Oh MY GOD Bella throws a fit. I would, too, if I were somehow stupid enough to not know that high school prom was coming. Crap on a stick, how meatheaded and tunnel-visioned do you have to be to miss prom planning, prom signs, guys asking girls out, girls chattering about dresses and shoes and hair, guys chattering about hotel rooms and beer…
Well, all the vampires are there. By the way, Rosalie still hates her and her still-living womb. Everyone is super pretty, and we are treated to paragraphs about just how pretty they are. Edward helps Bella dance by having her stand on his shoes like she’s a toddler.
Jacob Black is here, for some unknown reason. He sidles up to the happy mixed-race couple and asks if he can dance. Edward hisses at him, I’m not even kidding, but Bella says it’s fine. There is some awkwardly cute flirting. Jacob calls her pretty. Aww.
He fills her in. Billy the Meddling Indian paid Jacob $20 to come to this prom. Never mind that this won’t even cover gas money (speaking of which.. how did Jacob get here? he’s only 15), seriously dude, your dad had to pay you?
The reason Billy paid Jacob to come to prom was specifically so he could find Bella and tell her that Dad wants her to break up with Edward.
How exactly did Billy expect this to pan out? “Oh! Really? My father’s friend that I barely remember, much less know, wants me to break off with someone I literally cannot breathe without? Sure! Not a problem. Hey, now that I’m single, wanna get down and dirty and make a litter?’
Bella says no. Duh.
Jacob finishes the message with “We’ll be watching,” looking intensely embarrassed the whole time. Poor kid. I can’t believe daddy is sending him on his drama errands. I would have told the old man to stuff it, personally, but Jacob is in love with this idiot and wanted to see her dancing with some gorgeous white kid all night.

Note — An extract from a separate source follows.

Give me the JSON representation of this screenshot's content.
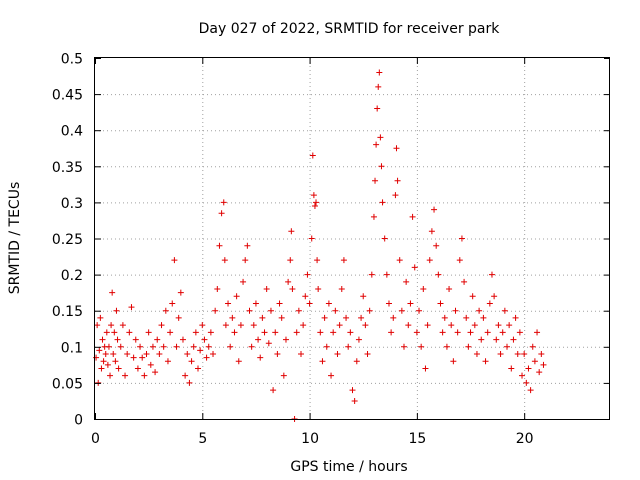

Edward reappears, glaring at Jacob until he leaves. He then sighs and says how much that native kid is getting on his nerves. Bella isn’t pretty, what an insult, she’s much more than even beautiful. Ugh.
Anyway, Edward leads her outside, and they get to talking. He took her to prom because he doesn’t want her to miss out on her life because of him. Bella (and I) both argue that she wouldn’t have gone to the prom in the first place, so she’s not really missing anything. Bella confesses that she was sort of hoping all the dolling and dressing up was for her Bite Day, which Edward immediately calls absolutely retarded.
Edward insists that he’s not worth her becoming an immortal perfect absolutely beautiful sparkling creature who is forever young and strong and talented. Why on earth does she want to be a vampire? He makes like he’s going to bite her, right there at prom, and it’s all tense and sexual and crap, until he psychs her out and simply kisses her. Oh, you, pretending like you’re going to inject me with a fatal and excruciatingly painful poison!
I will leave you with the last paragraphs of this stinkfest, this pile of refuse, this hot burning injection of pure misogyny, codependency, abuse and necrophilia.
I touched his face. “Look,” I said. “I love you more than everything else in the world combined. Isn’t that enough?”
“Yes, it is enough,” he answered, smiling. “Enough for forever.”
And he leaned down to press his cold lips once more to my throat.